La crisis contribuye a que se pidan menos bajas por temor a ser despedido

VALLADOLID, 4 (EUROPA PRESS)

El director general del Instituto Nacional de la Seguridad Social (INSS), Fidel Ferreras, afirmó hoy que la crisis contribuye a una disminución de la incapacidad temporal de los trabajadores y, por lo tanto, del gasto destinado a este fin.

Ferreras, que hoy firmó en Valladolid un convenio para la puesta en marcha de la Unidad Docente de Medicina del Trabajo para formar especialistas en Castilla y León, afirmó que el pasado año se redujo el gasto por incapacidad temporal en un 4,83 por ciento y añadió que en enero, febrero y marzo está "bajando" hasta un 10,83 por ciento.

A este respecto, indicó que la crisis económica contribuye a la bajada de la utilización de esta prestación, algo "típico" de toda Europa, ya que los trabajadores tienen miedo a perder el puesto y acuden a su labor diaria en condiciones en las que, de darse otras circunstancias económicas, no lo habrían hecho.

Por ello, manifestó su "sospecha" de que la utilización "indebida" de esta prestación no se produce como hace tiempo y baja la tendencia porque los ciudadanos tienen "mas miedo" o precaución, a lo que considera que también han contribuido los controles que han establecido las empresas.

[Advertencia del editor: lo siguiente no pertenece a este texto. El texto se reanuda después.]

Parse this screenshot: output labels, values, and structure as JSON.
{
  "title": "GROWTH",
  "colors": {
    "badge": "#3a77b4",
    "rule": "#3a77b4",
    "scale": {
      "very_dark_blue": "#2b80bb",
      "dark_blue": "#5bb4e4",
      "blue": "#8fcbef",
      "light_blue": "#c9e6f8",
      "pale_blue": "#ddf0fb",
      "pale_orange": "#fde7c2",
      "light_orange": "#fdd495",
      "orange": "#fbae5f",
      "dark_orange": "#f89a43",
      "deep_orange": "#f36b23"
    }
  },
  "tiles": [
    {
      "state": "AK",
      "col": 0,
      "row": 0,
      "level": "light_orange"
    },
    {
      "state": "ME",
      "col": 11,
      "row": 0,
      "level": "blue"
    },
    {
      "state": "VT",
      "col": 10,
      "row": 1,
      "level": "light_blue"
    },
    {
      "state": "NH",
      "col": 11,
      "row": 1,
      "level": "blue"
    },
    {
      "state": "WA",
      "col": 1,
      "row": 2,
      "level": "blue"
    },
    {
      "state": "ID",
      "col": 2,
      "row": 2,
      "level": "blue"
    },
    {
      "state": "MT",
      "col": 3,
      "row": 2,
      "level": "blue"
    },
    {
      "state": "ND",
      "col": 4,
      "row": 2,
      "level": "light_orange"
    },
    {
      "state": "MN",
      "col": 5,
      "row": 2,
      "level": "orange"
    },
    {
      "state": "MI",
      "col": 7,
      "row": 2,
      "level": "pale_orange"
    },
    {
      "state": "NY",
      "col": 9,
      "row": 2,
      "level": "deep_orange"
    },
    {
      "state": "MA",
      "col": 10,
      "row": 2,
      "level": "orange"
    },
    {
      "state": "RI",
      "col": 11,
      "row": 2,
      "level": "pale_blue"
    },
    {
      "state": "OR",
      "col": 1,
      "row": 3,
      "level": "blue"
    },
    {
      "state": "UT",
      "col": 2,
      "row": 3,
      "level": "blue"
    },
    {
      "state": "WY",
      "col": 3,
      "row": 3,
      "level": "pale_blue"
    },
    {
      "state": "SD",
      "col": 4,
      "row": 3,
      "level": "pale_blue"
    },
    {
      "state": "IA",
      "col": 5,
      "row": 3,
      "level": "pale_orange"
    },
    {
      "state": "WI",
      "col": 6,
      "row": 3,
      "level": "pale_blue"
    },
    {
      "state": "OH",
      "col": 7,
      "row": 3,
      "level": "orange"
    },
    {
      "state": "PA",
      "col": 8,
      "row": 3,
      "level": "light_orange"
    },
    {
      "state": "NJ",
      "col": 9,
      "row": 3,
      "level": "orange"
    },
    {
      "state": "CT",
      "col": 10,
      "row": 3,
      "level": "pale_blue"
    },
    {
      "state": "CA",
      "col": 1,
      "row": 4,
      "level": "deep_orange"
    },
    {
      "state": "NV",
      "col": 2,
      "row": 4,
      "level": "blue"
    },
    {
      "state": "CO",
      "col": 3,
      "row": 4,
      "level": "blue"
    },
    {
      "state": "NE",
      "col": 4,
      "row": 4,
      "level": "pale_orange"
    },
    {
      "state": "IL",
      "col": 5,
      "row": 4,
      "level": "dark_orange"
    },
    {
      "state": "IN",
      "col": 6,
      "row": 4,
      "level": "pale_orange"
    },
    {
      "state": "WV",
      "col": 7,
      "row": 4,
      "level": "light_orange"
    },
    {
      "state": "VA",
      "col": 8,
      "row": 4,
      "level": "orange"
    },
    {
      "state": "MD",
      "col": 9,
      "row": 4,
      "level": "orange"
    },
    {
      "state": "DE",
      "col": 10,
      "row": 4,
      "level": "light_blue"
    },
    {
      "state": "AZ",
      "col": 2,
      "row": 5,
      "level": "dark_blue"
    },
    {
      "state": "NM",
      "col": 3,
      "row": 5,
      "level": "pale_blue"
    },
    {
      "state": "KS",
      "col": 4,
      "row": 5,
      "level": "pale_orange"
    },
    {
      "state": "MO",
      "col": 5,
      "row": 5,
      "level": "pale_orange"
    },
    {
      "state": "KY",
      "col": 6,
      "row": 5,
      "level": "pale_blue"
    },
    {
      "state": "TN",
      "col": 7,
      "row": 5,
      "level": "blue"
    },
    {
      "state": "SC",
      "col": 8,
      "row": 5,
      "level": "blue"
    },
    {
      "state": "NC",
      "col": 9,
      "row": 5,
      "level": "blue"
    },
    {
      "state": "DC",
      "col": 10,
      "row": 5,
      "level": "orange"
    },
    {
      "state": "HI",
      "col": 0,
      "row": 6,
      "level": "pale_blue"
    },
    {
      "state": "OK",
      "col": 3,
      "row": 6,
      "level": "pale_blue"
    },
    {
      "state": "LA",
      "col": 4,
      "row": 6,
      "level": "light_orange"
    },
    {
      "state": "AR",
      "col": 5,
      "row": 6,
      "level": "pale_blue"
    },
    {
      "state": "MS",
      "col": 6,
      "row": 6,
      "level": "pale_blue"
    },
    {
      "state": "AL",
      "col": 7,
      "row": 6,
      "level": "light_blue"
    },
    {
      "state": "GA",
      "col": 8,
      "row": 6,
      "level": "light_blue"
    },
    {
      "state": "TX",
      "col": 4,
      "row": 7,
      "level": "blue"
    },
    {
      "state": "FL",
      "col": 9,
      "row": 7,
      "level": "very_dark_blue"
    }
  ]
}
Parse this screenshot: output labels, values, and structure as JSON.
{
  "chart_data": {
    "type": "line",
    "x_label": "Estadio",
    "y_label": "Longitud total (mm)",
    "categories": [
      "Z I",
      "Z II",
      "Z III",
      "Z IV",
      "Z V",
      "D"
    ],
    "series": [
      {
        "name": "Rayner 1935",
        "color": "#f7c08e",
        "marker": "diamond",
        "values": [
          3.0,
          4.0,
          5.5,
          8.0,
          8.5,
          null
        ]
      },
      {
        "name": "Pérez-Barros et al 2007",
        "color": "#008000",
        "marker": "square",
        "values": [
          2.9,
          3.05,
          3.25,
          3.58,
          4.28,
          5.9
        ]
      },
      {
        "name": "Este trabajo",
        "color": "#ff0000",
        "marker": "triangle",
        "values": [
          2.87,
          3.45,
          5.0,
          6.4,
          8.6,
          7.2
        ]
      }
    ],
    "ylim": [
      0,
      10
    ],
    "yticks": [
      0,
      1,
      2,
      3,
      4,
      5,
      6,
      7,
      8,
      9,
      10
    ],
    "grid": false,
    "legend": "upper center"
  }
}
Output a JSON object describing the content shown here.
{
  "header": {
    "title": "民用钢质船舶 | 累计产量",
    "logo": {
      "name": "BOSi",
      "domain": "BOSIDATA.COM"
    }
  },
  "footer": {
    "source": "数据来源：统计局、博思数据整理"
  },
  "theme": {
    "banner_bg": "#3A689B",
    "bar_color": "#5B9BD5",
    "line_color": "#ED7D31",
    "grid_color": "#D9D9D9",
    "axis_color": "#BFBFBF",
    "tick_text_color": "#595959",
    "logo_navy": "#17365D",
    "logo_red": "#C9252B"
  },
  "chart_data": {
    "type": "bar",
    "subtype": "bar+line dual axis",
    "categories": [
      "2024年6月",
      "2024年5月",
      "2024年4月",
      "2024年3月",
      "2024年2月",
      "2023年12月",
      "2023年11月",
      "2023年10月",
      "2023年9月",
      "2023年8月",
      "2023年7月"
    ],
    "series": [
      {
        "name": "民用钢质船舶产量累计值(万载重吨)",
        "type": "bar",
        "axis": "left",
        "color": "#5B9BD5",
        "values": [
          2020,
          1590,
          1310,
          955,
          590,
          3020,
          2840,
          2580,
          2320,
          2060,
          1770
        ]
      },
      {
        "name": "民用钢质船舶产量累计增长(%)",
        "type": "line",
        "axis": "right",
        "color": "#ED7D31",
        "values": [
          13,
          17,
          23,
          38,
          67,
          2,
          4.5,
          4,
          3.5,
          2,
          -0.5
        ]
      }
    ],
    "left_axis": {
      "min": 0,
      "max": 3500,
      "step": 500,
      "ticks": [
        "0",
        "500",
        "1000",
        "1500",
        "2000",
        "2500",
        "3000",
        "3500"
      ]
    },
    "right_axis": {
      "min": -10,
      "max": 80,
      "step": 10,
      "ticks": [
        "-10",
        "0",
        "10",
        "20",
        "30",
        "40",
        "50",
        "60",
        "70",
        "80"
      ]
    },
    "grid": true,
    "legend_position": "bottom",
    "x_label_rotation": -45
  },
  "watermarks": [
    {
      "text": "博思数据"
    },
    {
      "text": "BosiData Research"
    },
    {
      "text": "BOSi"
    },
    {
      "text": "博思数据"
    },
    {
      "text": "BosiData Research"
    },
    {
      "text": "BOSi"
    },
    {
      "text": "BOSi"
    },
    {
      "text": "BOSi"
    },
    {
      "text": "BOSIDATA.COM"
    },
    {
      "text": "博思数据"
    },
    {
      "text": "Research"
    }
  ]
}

Asimismo, recordó que el control también se ha reforzado por parte de los servicios de salud y el Instituto Nacional de la Seguridad Social y explicó que en 2003-2004 había 300 inspectores médicos y ahora son más de 600 los que se dedican a esta labor. Además, indicó que la Seguridad Social destina anualmente unos 300 millones de euros para controlar esta prestación.

Ferreras explicó que el presupuesto para cubrir la incapacidad temporal asciende este año a 3.469 millones de euros, mientras que el año pasado se gastó, entre Seguridad Social y mutuas, cerca de 6.500 millones en todo el país.

El director general del INSS explicó que esta es una prestación muy compleja de gestionar porque se trata de un elemento subjetivo de un médico de familia que tiene que diagnosticar a una persona que dice que no puede ir a trabajar porque está enfermo.

En este contexto, aseguró que los ciudadanos tienen que saber que el uso indebido de la incapacidad temporal lo pagan "el resto" porque no hay otra forma de financiarlo que a través de la contribución de todos y añadió que quien lo utiliza mal tiene que saber que hace "un flaco favor" porque al final del ejercicio tiene que "cuadrar" el presupuesto y, si no se puede, habrá que subir las contribuciones, algo que "no gusta".